When it was her turn, Likover (pictured) pushed back her chair, stood up and had no need for the microphone she was offered.

“Getting old is a question of being able to adapt to your changing life situation, having a little less energy, not being quite as healthy as were you were before,” said Likover, a retired social worker. Four years ago, she was hospitalized twice for congestive heart failure until she learned how to manage the disease through diet. She also has an occasional irregular heart beat and only recently began walking with a cane. She swims at least three times a week, serves on several committees addressing seniors’ issues, and is a Jon Stewart fan because “getting a laugh every day is very, very helpful.”

“I have lived a very good and hopefully useful life and death does not concern me. It is going to happen,” she told the students. “And I think that kind of outlook, not worrying about every little ache and pain makes a big difference and a very happy life.”

“That’s a perfect seque to my story,” said Ostrach. “I attribute my longevity to smoking, drinking and overeating,” he told the students. And doctors who tried to reform him “are all long dead and gone.” He was an athlete in college, wrestling and playing tennis, “but as I got past 60, I found that listening to opera, smoking good cigars and having a little cognac was much more pleasant.” All in moderation, he added.
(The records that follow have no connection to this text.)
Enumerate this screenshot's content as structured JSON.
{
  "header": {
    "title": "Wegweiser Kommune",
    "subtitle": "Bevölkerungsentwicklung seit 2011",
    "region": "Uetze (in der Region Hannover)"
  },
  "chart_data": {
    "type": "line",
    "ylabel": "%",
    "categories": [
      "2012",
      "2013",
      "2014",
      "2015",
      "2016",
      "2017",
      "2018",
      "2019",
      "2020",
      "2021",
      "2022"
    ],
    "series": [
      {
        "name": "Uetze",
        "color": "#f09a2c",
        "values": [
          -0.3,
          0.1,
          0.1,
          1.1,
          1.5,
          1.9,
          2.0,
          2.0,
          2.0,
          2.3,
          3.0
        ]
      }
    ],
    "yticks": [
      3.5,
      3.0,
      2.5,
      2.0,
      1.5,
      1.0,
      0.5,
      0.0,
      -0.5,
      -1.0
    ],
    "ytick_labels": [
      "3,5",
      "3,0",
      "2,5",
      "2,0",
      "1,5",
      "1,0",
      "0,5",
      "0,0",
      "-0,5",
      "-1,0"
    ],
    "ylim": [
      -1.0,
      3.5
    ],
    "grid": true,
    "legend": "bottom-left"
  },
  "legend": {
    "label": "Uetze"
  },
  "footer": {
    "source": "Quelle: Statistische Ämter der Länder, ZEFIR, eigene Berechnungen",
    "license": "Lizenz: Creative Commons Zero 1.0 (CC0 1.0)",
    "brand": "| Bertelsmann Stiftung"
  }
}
Efforts to introduce relatively healthy older adults to medical students can “reduce the sense of futility and show [the students] that there are real people with real lives who can benefit from quality health care,” said Chris Langston, program director at the John A. Hartford Foundation, which focuses on aging and health who has been analyzing the trend for the past several years.

But Jeremy Hill and the roughly two dozen members of Case’s “geriatric interest group” are the exception. For them, the challenge of a complicated patient — “figuring out the puzzle” as one student put it — is what makes geriatric medicine worthwhile, even when a cure is out of reach.

“I have such respect and admiration for this population, and if I could somehow give them one extra good day they would not have had otherwise,” said Hill, who then paused for a moment, “I would be privileged to work with them.”

After the session, Hill went up to Ostrach, who had said he’s been lonely since his wife died. After chatting for a few minutes, he told Ostrach, “If you’d like to have lunch sometime, please call me,” and handed him a scrap of paper with his phone number.